Histological characterization of colon adenomas and inflammation in AOM/DSS–treated mice. Tubular adenomas were classified into those with mild (A), moderate (B), and severe (C) dysplasia in the colons of AOM/DSS–treated mice on week 7 (in experiment 1). Well-differentiated adenocarcinomas (D) were found in the colons of AOM/DSS–treated mice on week 21 (in experiment 2). Magnification, ×400. Compared with adenomas from the control group (E), adenomas from the γ-TmT–treated group (F) had an increased number of cleaved caspase-3–positive cells on week 7. Cleaved caspase-3–positive cells displayed in the nucleus of adenoma cells, but rarely in that of normal cells. Magnification, ×400. Effects of γ-TmT on the colonic inflammation in the AOM/DSS–treated mice on day 7 are shown in G and H. G, mild inflammation in the colon of γ-TmT–treated mice showing mononuclear and polymorphonuclear leukocytes infiltration into the basal one third of the mucosa (M). H, severe inflammation in the colon of control AOM/DSS–treated mice showing mononuclear and polymorphonuclear leukocytes infiltration into both mucosa and submucosa (SM), loss of crypts (C, which are seen in panel G), and ulceration (U).

Fig. 4

Effects of γ-TmT treatment on plasma or colonic levels of PGE2, LTB4, 8-isoprostane, and nitrotyrosine. A, PGE2, LTB4, and 8-isoprostane levels were determined in the plasma of AOM/DSS–treated mice (on day 3, day 7, and week 7) and DSS-treated mice (on days 3 and 7).
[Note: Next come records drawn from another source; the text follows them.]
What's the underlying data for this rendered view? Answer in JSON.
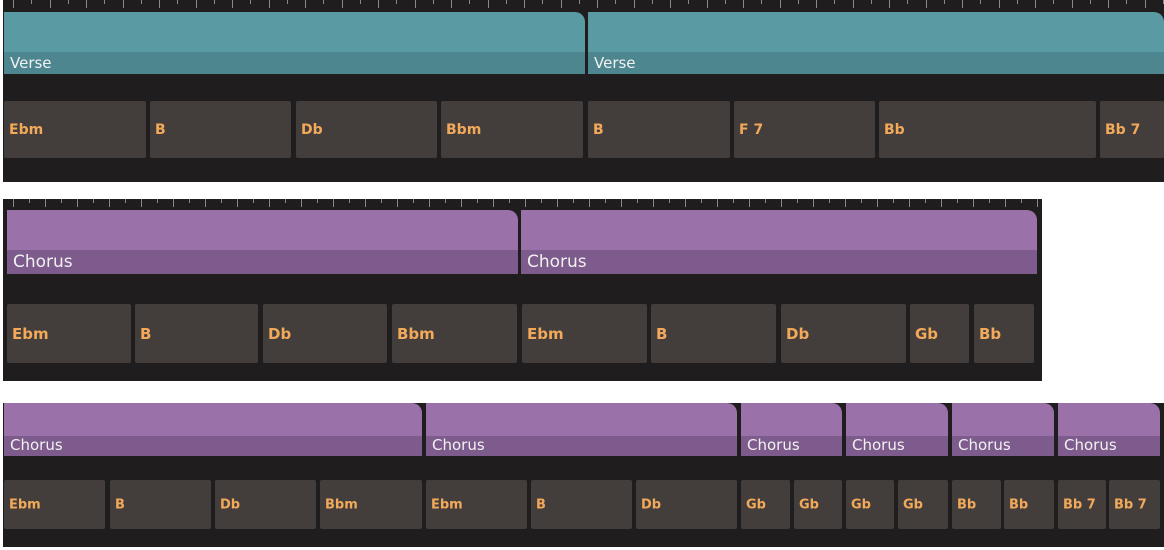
{
  "colors": {
    "verse": "#5a9aa3",
    "verse_band": "#4e8690",
    "chorus": "#9a72a9",
    "chorus_band": "#7d5b8c",
    "chord_bg": "#433e3c",
    "chord_text": "#f2a95a",
    "track_bg": "#1f1d1e"
  },
  "rows": [
    {
      "sections": [
        {
          "label": "Verse",
          "type": "verse"
        },
        {
          "label": "Verse",
          "type": "verse"
        }
      ],
      "chords": [
        "Ebm",
        "B",
        "Db",
        "Bbm",
        "B",
        "F 7",
        "Bb",
        "Bb 7"
      ]
    },
    {
      "sections": [
        {
          "label": "Chorus",
          "type": "chorus"
        },
        {
          "label": "Chorus",
          "type": "chorus"
        }
      ],
      "chords": [
        "Ebm",
        "B",
        "Db",
        "Bbm",
        "Ebm",
        "B",
        "Db",
        "Gb",
        "Bb"
      ]
    },
    {
      "sections": [
        {
          "label": "Chorus",
          "type": "chorus"
        },
        {
          "label": "Chorus",
          "type": "chorus"
        },
        {
          "label": "Chorus",
          "type": "chorus"
        },
        {
          "label": "Chorus",
          "type": "chorus"
        },
        {
          "label": "Chorus",
          "type": "chorus"
        },
        {
          "label": "Chorus",
          "type": "chorus"
        }
      ],
      "chords": [
        "Ebm",
        "B",
        "Db",
        "Bbm",
        "Ebm",
        "B",
        "Db",
        "Gb",
        "Gb",
        "Gb",
        "Gb",
        "Bb",
        "Bb",
        "Bb 7",
        "Bb 7"
      ]
    }
  ]
}
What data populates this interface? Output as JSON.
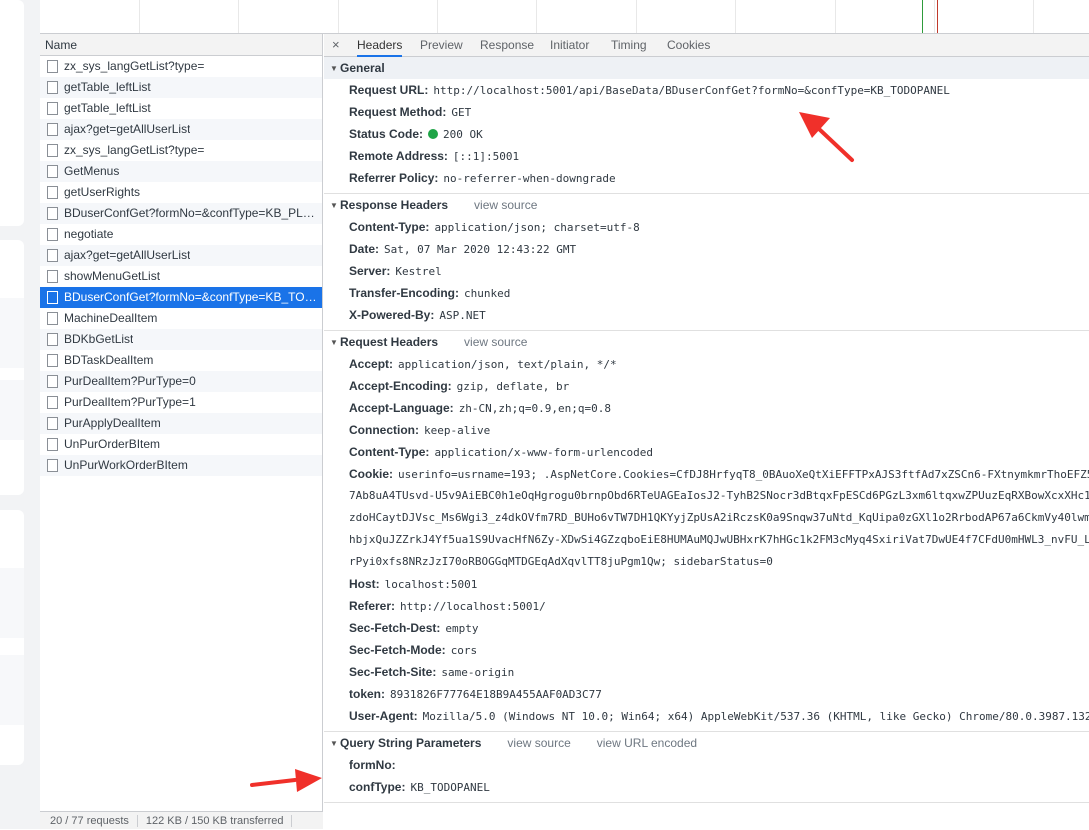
{
  "colors": {
    "accent": "#1a73e8",
    "annotation_arrow": "#f0302a",
    "status_ok": "#1ea446",
    "timeline_green": "#2e9b3b",
    "timeline_red": "#c0392b"
  },
  "request_list": {
    "column_header": "Name",
    "items": [
      "zx_sys_langGetList?type=",
      "getTable_leftList",
      "getTable_leftList",
      "ajax?get=getAllUserList",
      "zx_sys_langGetList?type=",
      "GetMenus",
      "getUserRights",
      "BDuserConfGet?formNo=&confType=KB_PLA...",
      "negotiate",
      "ajax?get=getAllUserList",
      "showMenuGetList",
      "BDuserConfGet?formNo=&confType=KB_TOD...",
      "MachineDealItem",
      "BDKbGetList",
      "BDTaskDealItem",
      "PurDealItem?PurType=0",
      "PurDealItem?PurType=1",
      "PurApplyDealItem",
      "UnPurOrderBItem",
      "UnPurWorkOrderBItem"
    ],
    "selected_index": 11,
    "status": {
      "requests": "20 / 77 requests",
      "transferred": "122 KB / 150 KB transferred"
    }
  },
  "details": {
    "close_glyph": "×",
    "tabs": [
      "Headers",
      "Preview",
      "Response",
      "Initiator",
      "Timing",
      "Cookies"
    ],
    "active_tab": "Headers",
    "general": {
      "title": "General",
      "rows": [
        {
          "k": "Request URL:",
          "v": "http://localhost:5001/api/BaseData/BDuserConfGet?formNo=&confType=KB_TODOPANEL"
        },
        {
          "k": "Request Method:",
          "v": "GET"
        },
        {
          "k": "Status Code:",
          "v": "200 OK"
        },
        {
          "k": "Remote Address:",
          "v": "[::1]:5001"
        },
        {
          "k": "Referrer Policy:",
          "v": "no-referrer-when-downgrade"
        }
      ]
    },
    "response_headers": {
      "title": "Response Headers",
      "view_source": "view source",
      "rows": [
        {
          "k": "Content-Type:",
          "v": "application/json; charset=utf-8"
        },
        {
          "k": "Date:",
          "v": "Sat, 07 Mar 2020 12:43:22 GMT"
        },
        {
          "k": "Server:",
          "v": "Kestrel"
        },
        {
          "k": "Transfer-Encoding:",
          "v": "chunked"
        },
        {
          "k": "X-Powered-By:",
          "v": "ASP.NET"
        }
      ]
    },
    "request_headers": {
      "title": "Request Headers",
      "view_source": "view source",
      "rows_before": [
        {
          "k": "Accept:",
          "v": "application/json, text/plain, */*"
        },
        {
          "k": "Accept-Encoding:",
          "v": "gzip, deflate, br"
        },
        {
          "k": "Accept-Language:",
          "v": "zh-CN,zh;q=0.9,en;q=0.8"
        },
        {
          "k": "Connection:",
          "v": "keep-alive"
        },
        {
          "k": "Content-Type:",
          "v": "application/x-www-form-urlencoded"
        }
      ],
      "cookie": {
        "k": "Cookie:",
        "v": "userinfo=usrname=193; .AspNetCore.Cookies=CfDJ8HrfyqT8_0BAuoXeQtXiEFFTPxAJS3ftfAd7xZSCn6-FXtnymkmrThoEFZ5",
        "continuation": [
          "7Ab8uA4TUsvd-U5v9AiEBC0h1eOqHgrogu0brnpObd6RTeUAGEaIosJ2-TyhB2SNocr3dBtqxFpESCd6PGzL3xm6ltqxwZPUuzEqRXBowXcxXHc1",
          "zdoHCaytDJVsc_Ms6Wgi3_z4dkOVfm7RD_BUHo6vTW7DH1QKYyjZpUsA2iRczsK0a9Snqw37uNtd_KqUipa0zGXl1o2RrbodAP67a6CkmVy40lwm",
          "hbjxQuJZZrkJ4Yf5ua1S9UvacHfN6Zy-XDwSi4GZzqboEiE8HUMAuMQJwUBHxrK7hHGc1k2FM3cMyq4SxiriVat7DwUE4f7CFdU0mHWL3_nvFU_L",
          "rPyi0xfs8NRzJzI70oRBOGGqMTDGEqAdXqvlTT8juPgm1Qw; sidebarStatus=0"
        ]
      },
      "rows_after": [
        {
          "k": "Host:",
          "v": "localhost:5001"
        },
        {
          "k": "Referer:",
          "v": "http://localhost:5001/"
        },
        {
          "k": "Sec-Fetch-Dest:",
          "v": "empty"
        },
        {
          "k": "Sec-Fetch-Mode:",
          "v": "cors"
        },
        {
          "k": "Sec-Fetch-Site:",
          "v": "same-origin"
        },
        {
          "k": "token:",
          "v": "8931826F77764E18B9A455AAF0AD3C77"
        },
        {
          "k": "User-Agent:",
          "v": "Mozilla/5.0 (Windows NT 10.0; Win64; x64) AppleWebKit/537.36 (KHTML, like Gecko) Chrome/80.0.3987.132"
        }
      ]
    },
    "query_string": {
      "title": "Query String Parameters",
      "view_source": "view source",
      "view_url_encoded": "view URL encoded",
      "rows": [
        {
          "k": "formNo:",
          "v": ""
        },
        {
          "k": "confType:",
          "v": "KB_TODOPANEL"
        }
      ]
    }
  }
}
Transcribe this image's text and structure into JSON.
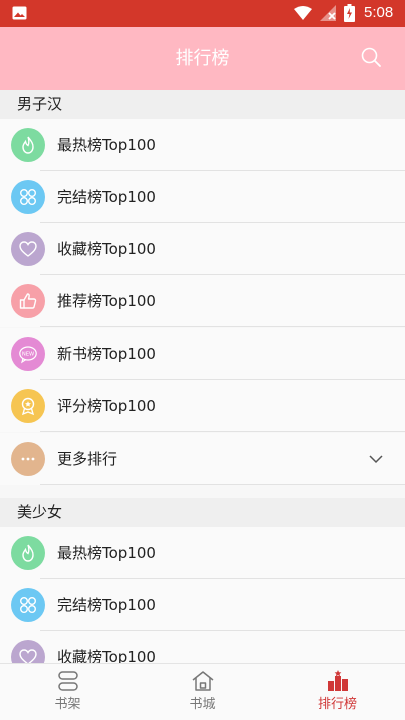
{
  "status_bar": {
    "time": "5:08"
  },
  "app_bar": {
    "title": "排行榜",
    "search_icon": "search-icon"
  },
  "sections": [
    {
      "header": "男子汉",
      "items": [
        {
          "label": "最热榜Top100",
          "icon": "flame-icon",
          "color": "#7ddba0"
        },
        {
          "label": "完结榜Top100",
          "icon": "grid-icon",
          "color": "#6cc8f3"
        },
        {
          "label": "收藏榜Top100",
          "icon": "heart-icon",
          "color": "#bba6cf"
        },
        {
          "label": "推荐榜Top100",
          "icon": "thumbs-up-icon",
          "color": "#f7a0a8"
        },
        {
          "label": "新书榜Top100",
          "icon": "new-badge-icon",
          "color": "#e48ad4"
        },
        {
          "label": "评分榜Top100",
          "icon": "award-icon",
          "color": "#f6c552"
        },
        {
          "label": "更多排行",
          "icon": "more-icon",
          "color": "#e2b58e"
        }
      ]
    },
    {
      "header": "美少女",
      "items": [
        {
          "label": "最热榜Top100",
          "icon": "flame-icon",
          "color": "#7ddba0"
        },
        {
          "label": "完结榜Top100",
          "icon": "grid-icon",
          "color": "#6cc8f3"
        },
        {
          "label": "收藏榜Top100",
          "icon": "heart-icon",
          "color": "#bba6cf"
        }
      ]
    }
  ],
  "bottom_nav": [
    {
      "label": "书架",
      "icon": "bookshelf-icon",
      "active": false
    },
    {
      "label": "书城",
      "icon": "bookstore-icon",
      "active": false
    },
    {
      "label": "排行榜",
      "icon": "ranking-icon",
      "active": true
    }
  ],
  "colors": {
    "status_bar": "#d3372a",
    "app_bar": "#ffb8c2",
    "active_tab": "#d03838"
  }
}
B, PGE2, LTB4, and nitrotyrosine levels were determined in the colon (homogenates) of AOM/DSS–treated mice. Columns, mean of group (n = 9–10 per AOM/DSS–treated group; n = 4–5 per DSS-treated group); bars, SE. Different superscripts (a, b, c, d) indicate statistical difference among levels of AOM/DSS–treated mice (by one-way ANOVA; P < 0.05). Statistical difference between levels of the γ-TmT–treated and the respective control group: **, P < 0.05 by the two-tailed t test; *, P < 0.05 by the one-tailed t test (P = 0.07 by two-tailed t test).